S’il est des choses qui ne trompent pas, se connaitre exhaustivement reste pourtant d’une telle complexité pour soi-même qu’on peut, sans trop s’avancer, dire que cela relève de la gageure pour les autres. Au delà du jeu des mots et des appréciations, j’aurais donc cette petite réflexions à vous livrer. Je la note alors qu’elle me vient, pour la postérité.
Je me considère comme quelqu’un de passionné et sincère. Or, une des choses que je déteste le plus en moi, c’est cette façons que j’ai de systématiquement trahir ma propre sincérité.
J’ai du mal à estimer l’impact que ceci à sur les autres mais je mesure par contre tout à fait le mal que cela me fait à moi-même. Je suis coupable de ma propre faiblesse en n’arrivant jamais à respecter mes propres engagements alors que j’y suis moralement attaché.
En 2007, l’avenir reste incertain mais j’aimerais dépasser cet pierre d’achoppement. Encore une promesse sincère, encore une que je vais pouvoir trahir.
Posté le Dimanche, 14 janvier 2007 à 21:18dans la catégorie la vie. Vous pouvez suivre les commentaires de cette entrée avec la syndication. Vous pouvez laisser un commentaire, ou un retour de votre propre site.
Le 15 janvier 2007 à 19:43:06
finalement, « 2007, voir 2006″, ça allait peut-être mieux, non ? :P
Le 15 janvier 2007 à 22:37:06
Si je peux apporter mon cailloux… que ce soit pour soi-même ou pour les autres, l’exigence est une chose, mais le respect de la faiblesse doit être de la partie, et même, la faiblesse est aimable… on en est pétri autant que du reste. Peut-être que tout a son dual toujours visible afin d’être simplement nomable, identifiable (lumière/ombre, solide/liquide, exigence/négligence).

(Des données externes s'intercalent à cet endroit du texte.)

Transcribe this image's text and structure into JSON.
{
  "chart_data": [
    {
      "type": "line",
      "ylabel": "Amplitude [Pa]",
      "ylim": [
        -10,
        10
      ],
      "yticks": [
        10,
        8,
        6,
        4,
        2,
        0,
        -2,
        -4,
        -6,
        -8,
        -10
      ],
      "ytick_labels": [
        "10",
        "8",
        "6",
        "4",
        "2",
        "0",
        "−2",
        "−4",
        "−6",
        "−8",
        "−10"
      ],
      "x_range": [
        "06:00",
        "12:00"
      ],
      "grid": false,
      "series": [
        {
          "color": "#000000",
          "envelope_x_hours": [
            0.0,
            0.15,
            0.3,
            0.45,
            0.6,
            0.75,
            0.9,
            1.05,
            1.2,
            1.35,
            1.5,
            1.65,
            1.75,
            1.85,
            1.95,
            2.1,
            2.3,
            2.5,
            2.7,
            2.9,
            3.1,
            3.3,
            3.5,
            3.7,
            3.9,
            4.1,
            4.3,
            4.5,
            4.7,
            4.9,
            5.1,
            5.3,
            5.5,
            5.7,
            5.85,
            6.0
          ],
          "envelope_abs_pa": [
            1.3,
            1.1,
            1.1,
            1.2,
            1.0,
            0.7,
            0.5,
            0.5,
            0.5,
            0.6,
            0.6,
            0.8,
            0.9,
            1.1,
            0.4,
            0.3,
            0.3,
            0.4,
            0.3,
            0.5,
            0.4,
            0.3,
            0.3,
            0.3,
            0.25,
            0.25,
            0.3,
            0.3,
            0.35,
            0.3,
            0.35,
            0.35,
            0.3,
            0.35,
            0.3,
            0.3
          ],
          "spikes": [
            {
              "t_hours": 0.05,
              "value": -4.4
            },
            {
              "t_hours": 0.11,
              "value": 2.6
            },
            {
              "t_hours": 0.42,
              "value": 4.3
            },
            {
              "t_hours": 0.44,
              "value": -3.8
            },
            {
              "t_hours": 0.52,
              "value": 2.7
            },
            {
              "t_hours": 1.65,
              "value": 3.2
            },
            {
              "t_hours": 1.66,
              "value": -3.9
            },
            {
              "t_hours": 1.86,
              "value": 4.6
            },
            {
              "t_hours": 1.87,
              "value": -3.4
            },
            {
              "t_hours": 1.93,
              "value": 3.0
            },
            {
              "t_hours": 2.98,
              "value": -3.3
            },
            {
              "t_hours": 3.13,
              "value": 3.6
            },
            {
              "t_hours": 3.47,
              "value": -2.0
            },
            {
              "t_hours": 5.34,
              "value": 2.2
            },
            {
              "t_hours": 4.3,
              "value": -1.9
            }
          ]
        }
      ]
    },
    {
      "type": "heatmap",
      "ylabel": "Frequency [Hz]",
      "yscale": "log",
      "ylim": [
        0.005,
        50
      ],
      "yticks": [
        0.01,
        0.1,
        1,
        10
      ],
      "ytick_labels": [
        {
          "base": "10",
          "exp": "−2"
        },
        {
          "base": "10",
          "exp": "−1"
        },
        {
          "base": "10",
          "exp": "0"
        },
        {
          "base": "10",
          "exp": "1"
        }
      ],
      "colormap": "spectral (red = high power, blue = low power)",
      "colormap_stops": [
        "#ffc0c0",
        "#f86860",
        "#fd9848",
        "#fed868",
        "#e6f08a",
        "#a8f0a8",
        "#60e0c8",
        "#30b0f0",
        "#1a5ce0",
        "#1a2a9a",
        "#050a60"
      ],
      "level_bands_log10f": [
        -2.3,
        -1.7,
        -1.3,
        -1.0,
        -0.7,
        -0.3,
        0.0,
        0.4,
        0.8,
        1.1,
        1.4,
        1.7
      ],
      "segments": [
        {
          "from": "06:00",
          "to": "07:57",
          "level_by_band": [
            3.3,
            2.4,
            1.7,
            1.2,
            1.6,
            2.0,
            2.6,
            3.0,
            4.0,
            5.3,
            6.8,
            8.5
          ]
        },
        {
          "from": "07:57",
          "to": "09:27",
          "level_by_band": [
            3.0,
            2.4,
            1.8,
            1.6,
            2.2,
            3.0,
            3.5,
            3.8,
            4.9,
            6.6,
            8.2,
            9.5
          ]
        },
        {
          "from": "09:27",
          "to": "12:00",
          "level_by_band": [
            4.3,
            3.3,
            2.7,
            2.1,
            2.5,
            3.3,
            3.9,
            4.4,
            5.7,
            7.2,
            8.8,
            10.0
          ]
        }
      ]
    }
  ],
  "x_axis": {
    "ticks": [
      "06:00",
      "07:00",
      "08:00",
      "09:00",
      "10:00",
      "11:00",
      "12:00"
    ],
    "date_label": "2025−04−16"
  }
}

Quant à l’impact sur les autres, il ne dépend que de leur propre exigence à ta parole, il leur est donc personel, cela leur appartient.
ciao.
Le 16 janvier 2007 à 08:44:43
Merci pour ta contribution.
Si je puis me permettre cet éclaircissement, ce n’est pas tant la faiblesse (quel que soit sa forme) que je condamne, je la reconnais comme une partie de ce qui est moi, mais plutôt l’échec systématique qu’elle entraine. En d’autre terme, ce n’est pas tant la faiblesse qui me blesse, mais l’absence de force qui à force ne me fait que mentir.
Pour ce qui est des autres, je suis entièrement d’accord avec toi. J’ajouterais simplement que c’est l’amour que je leur porte qui entraine la culpabilité. Ça leur appartient, mais j’en suis responsable.